Thursday, February 18, 2016

Springtime Warmth Envelopes Most Of Nation, But Watch Those Winds And Wildfires!

There's a very high danger of wildfires today in the areas
of this map shaded in orange, and especially
in those areas in red and pink.
Where I live in St. Albans, Vermont, there's a typical February winter chill this morning.

The temperature is hovering around 10 degrees, there's an icy northwest breeze and some snow flurries are just tapering off.

My location is pretty much an exception for the nation.  Quite a huge warm wave is enveloping much of the nation this week.

The southern and central Plains are ground zero for this heat wave, where many record highs will fall today and tomorrow. High tempertures will reach the 80s as far north as Kansas and the 70s as far north as western South Dakota.

This is February, people!

HEAT, FIRES AND WIND

The big news with this heat is the extreme fire danger today in much of the southern Plains. In some areas, especially the Texas and Oklahoma panhandles, the relative humidity will be an incredibly dry 5 to 10 percent, winds will gust over 30 mph and there will be those record high temperatures.

You can see why there's such a critical fire danger in this area. Let's hope we don't get any boneheads setting their brush piles ablaze today, or throwing their cigarette butts out the car window.

Almost the whole western half of the nation is windy today.
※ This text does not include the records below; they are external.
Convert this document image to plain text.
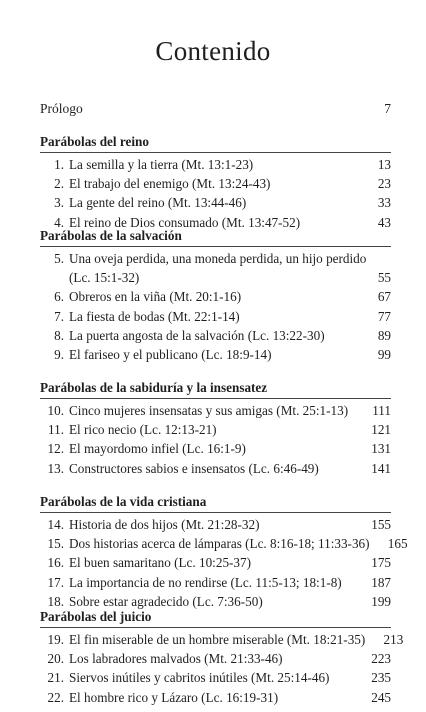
Contenido
Prólogo	7
Parábolas del reino
1. La semilla y la tierra (Mt. 13:1-23)	13
2. El trabajo del enemigo (Mt. 13:24-43)	23
3. La gente del reino (Mt. 13:44-46)	33
4. El reino de Dios consumado (Mt. 13:47-52)	43
Parábolas de la salvación
5. Una oveja perdida, una moneda perdida, un hijo perdido
(Lc. 15:1-32)	55
6. Obreros en la viña (Mt. 20:1-16)	67
7. La fiesta de bodas (Mt. 22:1-14)	77
8. La puerta angosta de la salvación (Lc. 13:22-30)	89
9. El fariseo y el publicano (Lc. 18:9-14)	99
Parábolas de la sabiduría y la insensatez
10. Cinco mujeres insensatas y sus amigas (Mt. 25:1-13)	111
11. El rico necio (Lc. 12:13-21)	121
12. El mayordomo infiel (Lc. 16:1-9)	131
13. Constructores sabios e insensatos (Lc. 6:46-49)	141
Parábolas de la vida cristiana
14. Historia de dos hijos (Mt. 21:28-32)	155
15. Dos historias acerca de lámparas (Lc. 8:16-18; 11:33-36)	165
16. El buen samaritano (Lc. 10:25-37)	175
17. La importancia de no rendirse (Lc. 11:5-13; 18:1-8)	187
18. Sobre estar agradecido (Lc. 7:36-50)	199
Parábolas del juicio
19. El fin miserable de un hombre miserable (Mt. 18:21-35)	213
20. Los labradores malvados (Mt. 21:33-46)	223
21. Siervos inútiles y cabritos inútiles (Mt. 25:14-46)	235
22. El hombre rico y Lázaro (Lc. 16:19-31)	245
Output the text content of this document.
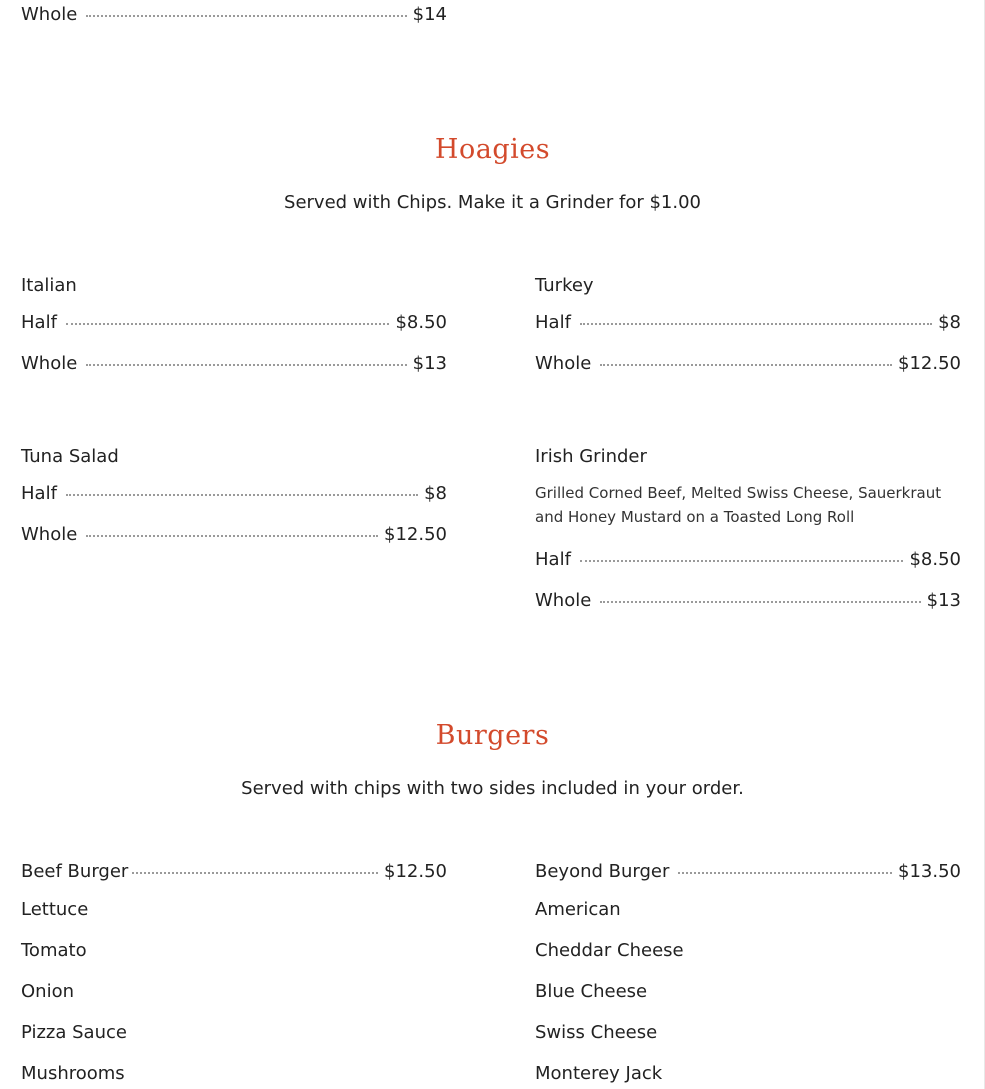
Whole	$14
Hoagies
Served with Chips. Make it a Grinder for $1.00
Italian
Half	$8.50
Whole	$13
Turkey
Half	$8
Whole	$12.50
Tuna Salad
Half	$8
Whole	$12.50
Irish Grinder
Grilled Corned Beef, Melted Swiss Cheese, Sauerkraut and Honey Mustard on a Toasted Long Roll
Half	$8.50
Whole	$13
Burgers
Served with chips with two sides included in your order.
Beef Burger	$12.50	Beyond Burger	$13.50
Lettuce
Tomato
Onion
Pizza Sauce
Mushrooms
American
Cheddar Cheese
Blue Cheese
Swiss Cheese
Monterey Jack
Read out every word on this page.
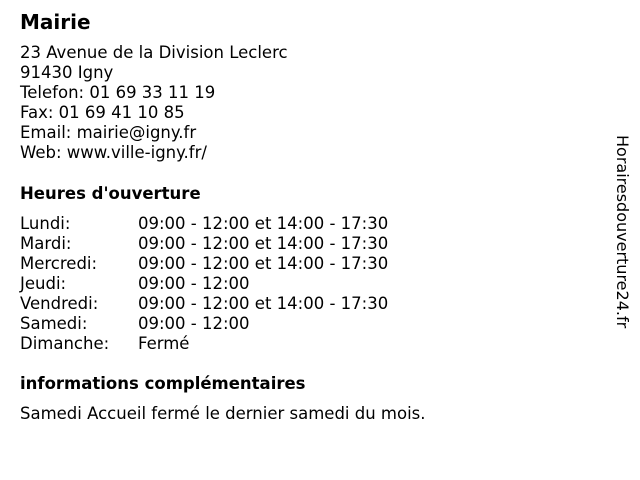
Mairie
23 Avenue de la Division Leclerc
91430 Igny
Telefon: 01 69 33 11 19
Fax: 01 69 41 10 85
Email: mairie@igny.fr
Web: www.ville-igny.fr/
Heures d'ouverture
Lundi:	09:00 - 12:00 et 14:00 - 17:30
Mardi:	09:00 - 12:00 et 14:00 - 17:30
Mercredi: 09:00 - 12:00 et 14:00 - 17:30
Jeudi:	09:00 - 12:00
Vendredi: 09:00 - 12:00 et 14:00 - 17:30
Samedi:	09:00 - 12:00
Dimanche: Fermé
informations complémentaires
Samedi Accueil fermé le dernier samedi du mois.
Horairesdouverture24.fr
High wind warnings are widespread through the Rockies, western Plains an parts of California and Oregon.

There might even be one or two springlike severe thunderstorms in northeastern Utah, southern Wyoming and northwestern Colorado today.

SPREADING EAST

The warmth will spread east over the next couple of days, and will flush the seasonably cold air out of New England by the weekend.

I don't expect record highs in the eastern United States this weekend like there are in the Plains now, but temperatures will probably reach the 50s as far north as southern New England and get well into the 40s in places like northern New York, Vermont and New Hampshire.

In northern New England, maple sugaring season normally starts in very late February and early March, but it has been going since early February. And it looks like another sap run in the maples is coming this weekend.

BUT IT'S STILL WINTER

If you think spring is here with these warm temperatures, forget it. Signs are pointing to some sort of storm along the Eastern Seaboard around the middle of next week.

The atmospheric energy that would create this storm is still way out over the Pacific. There's not much opportunity to gather much data from a system that's over there, which makes it hard right now to predict what kind of storm will gather in the United States.

But there's an increasing chance that somebody in the Northeast is going to get another snowstorm, somewhat like last week, when parts of western New York got buried in a foot and a half of snow. (Ottawa, Ontario, Canada, set a 24 hour snowfall record with 20.7 inches in that storm.)

It's still way too soon to tell which area of the Northeast, if any, will get a snowstorm, but we need to keep watching this one to see what will happen.  We'll know more once the ingredients to this potential storm hit the western United States in two or three more days.